In literature, the word "crop" is deployed with a remarkable range of meanings. Frequently, it denotes an agricultural yield, quantifying the outcome of carefully managed land—from Jefferson’s detailed measurements of a wheat-crop ([1], [2], [3]) to accounts of abundant harvests of barley and coffee that drive economic narratives ([4], [5]). At the same time, the term takes on metaphorical nuances: it can refer to a “crop” of short hair, subtly characterizing physical appearance ([6]), or emerge in legal and financial contexts as a form of collateral, as seen in discussions of crop and chattel mortgages ([7]). This multiplicity of uses underscores the word’s adaptability, bridging literal sustenance with broader, often symbolic, aspects of human life.

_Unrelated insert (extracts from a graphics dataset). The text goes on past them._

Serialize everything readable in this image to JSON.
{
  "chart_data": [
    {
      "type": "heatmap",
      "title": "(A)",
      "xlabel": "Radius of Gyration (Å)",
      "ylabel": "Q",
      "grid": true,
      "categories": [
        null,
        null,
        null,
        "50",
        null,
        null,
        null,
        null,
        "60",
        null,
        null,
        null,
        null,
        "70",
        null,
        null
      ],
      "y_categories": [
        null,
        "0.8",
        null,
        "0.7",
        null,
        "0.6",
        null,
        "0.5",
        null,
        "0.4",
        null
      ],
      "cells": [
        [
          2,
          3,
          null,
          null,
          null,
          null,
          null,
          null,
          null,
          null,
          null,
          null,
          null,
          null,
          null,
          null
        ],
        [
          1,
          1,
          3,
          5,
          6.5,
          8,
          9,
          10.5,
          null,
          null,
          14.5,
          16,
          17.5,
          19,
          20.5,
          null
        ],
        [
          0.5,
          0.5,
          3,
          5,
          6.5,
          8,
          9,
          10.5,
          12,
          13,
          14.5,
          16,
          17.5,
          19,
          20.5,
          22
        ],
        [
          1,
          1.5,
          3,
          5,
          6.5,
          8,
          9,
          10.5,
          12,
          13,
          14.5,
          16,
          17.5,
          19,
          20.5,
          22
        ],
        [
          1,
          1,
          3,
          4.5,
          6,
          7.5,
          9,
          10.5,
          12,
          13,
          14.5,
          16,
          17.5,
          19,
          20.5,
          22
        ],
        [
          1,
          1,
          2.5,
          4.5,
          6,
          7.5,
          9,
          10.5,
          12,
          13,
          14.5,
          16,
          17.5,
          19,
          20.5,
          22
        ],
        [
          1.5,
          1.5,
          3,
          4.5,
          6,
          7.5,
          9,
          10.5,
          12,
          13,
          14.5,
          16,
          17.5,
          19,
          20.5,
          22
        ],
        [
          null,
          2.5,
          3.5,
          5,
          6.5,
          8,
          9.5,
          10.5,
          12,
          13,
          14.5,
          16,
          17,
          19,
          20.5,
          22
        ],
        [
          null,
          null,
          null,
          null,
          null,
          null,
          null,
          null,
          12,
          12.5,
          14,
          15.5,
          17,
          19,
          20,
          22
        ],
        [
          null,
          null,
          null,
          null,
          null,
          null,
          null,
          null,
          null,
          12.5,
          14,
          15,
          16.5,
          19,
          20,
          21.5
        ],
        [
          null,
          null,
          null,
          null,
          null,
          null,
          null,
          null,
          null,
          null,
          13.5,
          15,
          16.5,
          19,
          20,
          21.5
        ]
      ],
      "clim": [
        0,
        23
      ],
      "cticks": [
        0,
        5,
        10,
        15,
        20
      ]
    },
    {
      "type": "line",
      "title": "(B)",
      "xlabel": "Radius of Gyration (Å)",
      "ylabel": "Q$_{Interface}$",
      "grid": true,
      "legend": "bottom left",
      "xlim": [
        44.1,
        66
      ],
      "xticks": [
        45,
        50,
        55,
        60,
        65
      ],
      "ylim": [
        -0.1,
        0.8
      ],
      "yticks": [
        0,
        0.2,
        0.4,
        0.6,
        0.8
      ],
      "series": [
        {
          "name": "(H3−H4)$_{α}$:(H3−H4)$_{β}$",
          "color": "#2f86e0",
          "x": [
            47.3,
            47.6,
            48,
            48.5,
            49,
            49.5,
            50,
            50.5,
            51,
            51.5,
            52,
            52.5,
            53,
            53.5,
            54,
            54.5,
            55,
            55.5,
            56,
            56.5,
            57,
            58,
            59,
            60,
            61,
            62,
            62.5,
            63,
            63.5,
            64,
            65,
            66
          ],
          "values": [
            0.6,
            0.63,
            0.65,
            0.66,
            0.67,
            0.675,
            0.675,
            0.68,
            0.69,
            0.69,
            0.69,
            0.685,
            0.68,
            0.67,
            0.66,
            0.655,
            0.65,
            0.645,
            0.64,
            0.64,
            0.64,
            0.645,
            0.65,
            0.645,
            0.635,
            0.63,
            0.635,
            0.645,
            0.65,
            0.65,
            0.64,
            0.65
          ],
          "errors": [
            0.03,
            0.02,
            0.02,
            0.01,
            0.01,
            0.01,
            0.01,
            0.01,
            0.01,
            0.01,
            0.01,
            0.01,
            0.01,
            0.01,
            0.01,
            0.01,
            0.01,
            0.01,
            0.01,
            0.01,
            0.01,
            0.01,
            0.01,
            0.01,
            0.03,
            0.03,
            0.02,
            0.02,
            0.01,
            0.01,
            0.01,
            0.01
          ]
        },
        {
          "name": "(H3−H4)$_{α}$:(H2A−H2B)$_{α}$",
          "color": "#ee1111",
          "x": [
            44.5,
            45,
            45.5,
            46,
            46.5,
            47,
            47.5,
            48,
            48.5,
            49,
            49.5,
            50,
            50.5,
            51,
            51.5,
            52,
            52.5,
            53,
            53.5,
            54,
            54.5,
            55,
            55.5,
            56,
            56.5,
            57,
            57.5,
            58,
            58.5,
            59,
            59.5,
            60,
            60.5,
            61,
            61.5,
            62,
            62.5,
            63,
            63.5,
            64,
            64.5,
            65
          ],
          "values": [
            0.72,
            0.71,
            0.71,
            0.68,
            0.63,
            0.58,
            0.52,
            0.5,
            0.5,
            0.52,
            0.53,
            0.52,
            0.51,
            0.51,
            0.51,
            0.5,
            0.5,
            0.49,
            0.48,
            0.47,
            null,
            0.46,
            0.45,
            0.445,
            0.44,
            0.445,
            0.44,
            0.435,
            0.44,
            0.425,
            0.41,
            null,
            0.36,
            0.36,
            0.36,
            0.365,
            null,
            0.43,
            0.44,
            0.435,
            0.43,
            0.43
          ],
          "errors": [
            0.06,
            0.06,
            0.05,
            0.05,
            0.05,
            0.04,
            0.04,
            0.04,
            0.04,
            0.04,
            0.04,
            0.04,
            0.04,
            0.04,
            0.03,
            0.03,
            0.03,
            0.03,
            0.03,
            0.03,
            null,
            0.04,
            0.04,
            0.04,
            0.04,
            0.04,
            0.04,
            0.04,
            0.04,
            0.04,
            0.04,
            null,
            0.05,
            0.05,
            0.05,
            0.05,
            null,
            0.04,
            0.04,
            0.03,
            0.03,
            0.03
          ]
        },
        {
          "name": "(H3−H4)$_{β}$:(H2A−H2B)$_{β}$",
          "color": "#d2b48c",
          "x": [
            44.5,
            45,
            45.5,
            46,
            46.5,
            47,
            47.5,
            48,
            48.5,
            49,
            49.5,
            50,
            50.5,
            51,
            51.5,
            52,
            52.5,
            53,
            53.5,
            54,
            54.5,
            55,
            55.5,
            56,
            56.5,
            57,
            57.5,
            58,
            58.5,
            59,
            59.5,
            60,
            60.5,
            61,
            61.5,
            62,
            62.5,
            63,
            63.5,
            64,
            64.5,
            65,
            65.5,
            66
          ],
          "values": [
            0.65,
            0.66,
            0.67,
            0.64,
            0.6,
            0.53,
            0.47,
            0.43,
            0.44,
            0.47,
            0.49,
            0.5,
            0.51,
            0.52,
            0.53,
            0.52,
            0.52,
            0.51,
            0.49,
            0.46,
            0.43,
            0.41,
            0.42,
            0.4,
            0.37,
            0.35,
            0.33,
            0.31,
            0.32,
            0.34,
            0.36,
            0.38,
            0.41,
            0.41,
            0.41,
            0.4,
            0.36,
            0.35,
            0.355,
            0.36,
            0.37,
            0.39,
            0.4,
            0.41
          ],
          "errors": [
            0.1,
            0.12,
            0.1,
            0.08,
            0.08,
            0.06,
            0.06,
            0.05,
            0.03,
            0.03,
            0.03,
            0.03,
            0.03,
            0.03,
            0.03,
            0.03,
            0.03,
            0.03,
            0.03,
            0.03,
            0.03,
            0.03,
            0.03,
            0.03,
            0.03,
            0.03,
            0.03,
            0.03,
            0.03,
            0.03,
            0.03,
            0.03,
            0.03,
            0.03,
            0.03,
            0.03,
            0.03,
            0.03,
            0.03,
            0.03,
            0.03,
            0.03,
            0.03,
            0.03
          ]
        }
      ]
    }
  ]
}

  1. On the plot that receives no manure of any kind, the crop, for twenty years, averaged 16¼ bushels per acre.
    — from The Declaration of Independence of the United States of America by Thomas Jefferson
  2. On leaving Meiboh at 4 a.m. we passed for a considerable distance through land under cultivation, the crop being principally wheat.
    — from The Declaration of Independence of the United States of America by Thomas Jefferson
  3. “A crop of wheat of 30 bushels per acre,” continued the Doctor, “contains in the grain about 26 lbs.
    — from The Declaration of Independence of the United States of America by Thomas Jefferson
  4. I was now, in the months of November and December, expecting my crop of barley and rice.
    — from The Life and Adventures of Robinson Crusoe by Daniel Defoe
  5. Ten years later, 25,000,000 pounds were produced; and the crop of 1918–19 was estimated at about 30,000,000 pounds.
    — from All About Coffee by William H. Ukers
  6. He passed his fingers through his crop of short hair, and pressed them one at a time on the glass.
    — from The Tragedy of Pudd'nhead Wilson by Mark Twain
  7. The security offered for such transactions—a crop and chattel mortgage—may at first seem slight.